Llinás R, Moreno H, Sugimori M, Mohammadi M, Schlessinger J
Department of Physiology and Neuroscience, New York University Medical Center, NY 10016, USA.
Proc Natl Acad Sci U S A. 1997 Mar 4;94(5):1990-4. doi: 10.1073/pnas.94.5.1990.

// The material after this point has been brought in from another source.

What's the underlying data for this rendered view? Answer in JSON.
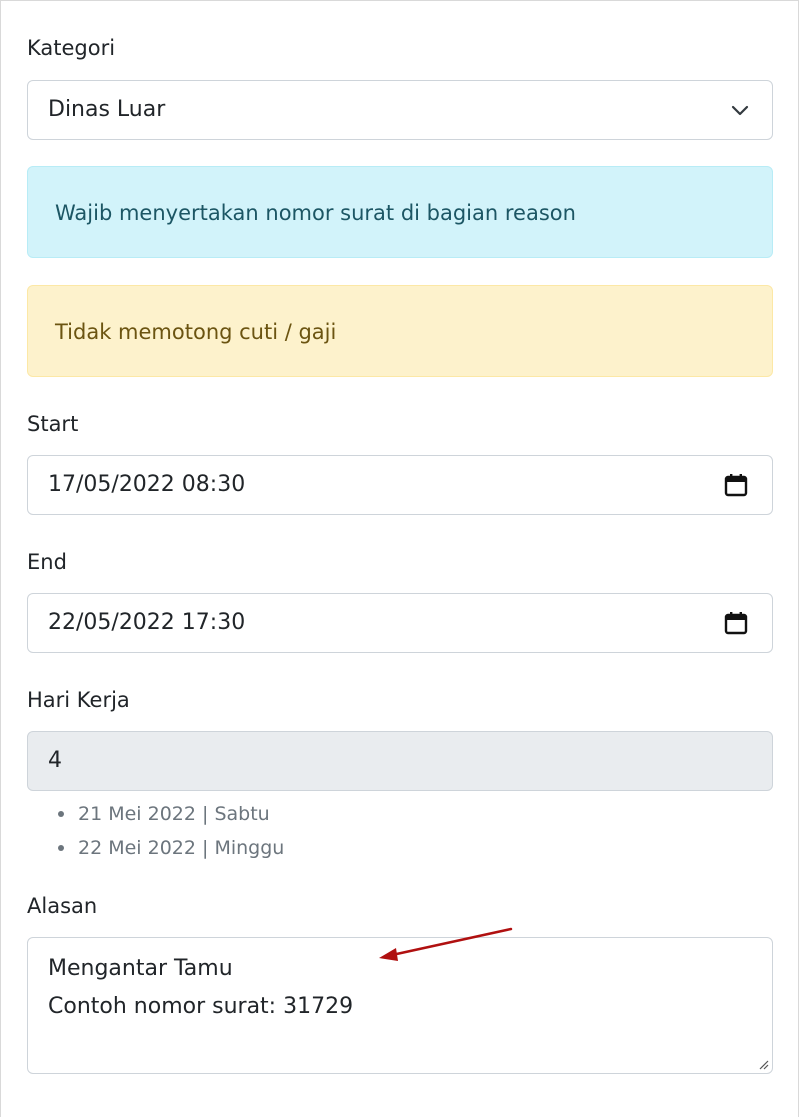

To assess the role of tyrosine phosphorylation/dephosphorylation balance in synaptic transmission, a set of studies was implemented at the squid giant synapse. Presynaptic induction of tyrosine phosphorylation, following administration of the tyrosine phosphatase inhibitor pervanadate, produced a sizable increase in presynaptic calcium current and a concomitant and paradoxical decrement of the postsynaptic potential amplitude. Presynaptic microinjection of an active protein tyrosine kinase dramatically increased calcium currents and incremented postsynaptic potential amplitude. By contrast, the same procedure at the postsynaptic terminal reduced the size of the postsynaptic potential. This differential effect may be prodromic to long-term plasticity, as postsynaptic sensitivity is momentarily deemphasized, whereas presynaptic second messenger cascades triggered by increased calcium currents are accentuated.
为了评估酪氨酸磷酸化/去磷酸化平衡在突触传递中的作用,在鱿鱼巨大突触上开展了一系列研究。在施用酪氨酸磷酸酶抑制剂过氧钒酸盐后,突触前酪氨酸磷酸化的诱导使突触前钙电流显著增加,同时突触后电位幅度出现了矛盾的减小。向突触前微注射活性蛋白酪氨酸激酶可显著增加钙电流,并增加突触后电位幅度。相比之下,在突触后终末进行相同操作则会减小突触后电位的大小。这种差异效应可能是长期可塑性的前驱表现,因为突触后敏感性会暂时被弱化,而由增加的钙电流触发的突触前第二信使级联反应则会增强。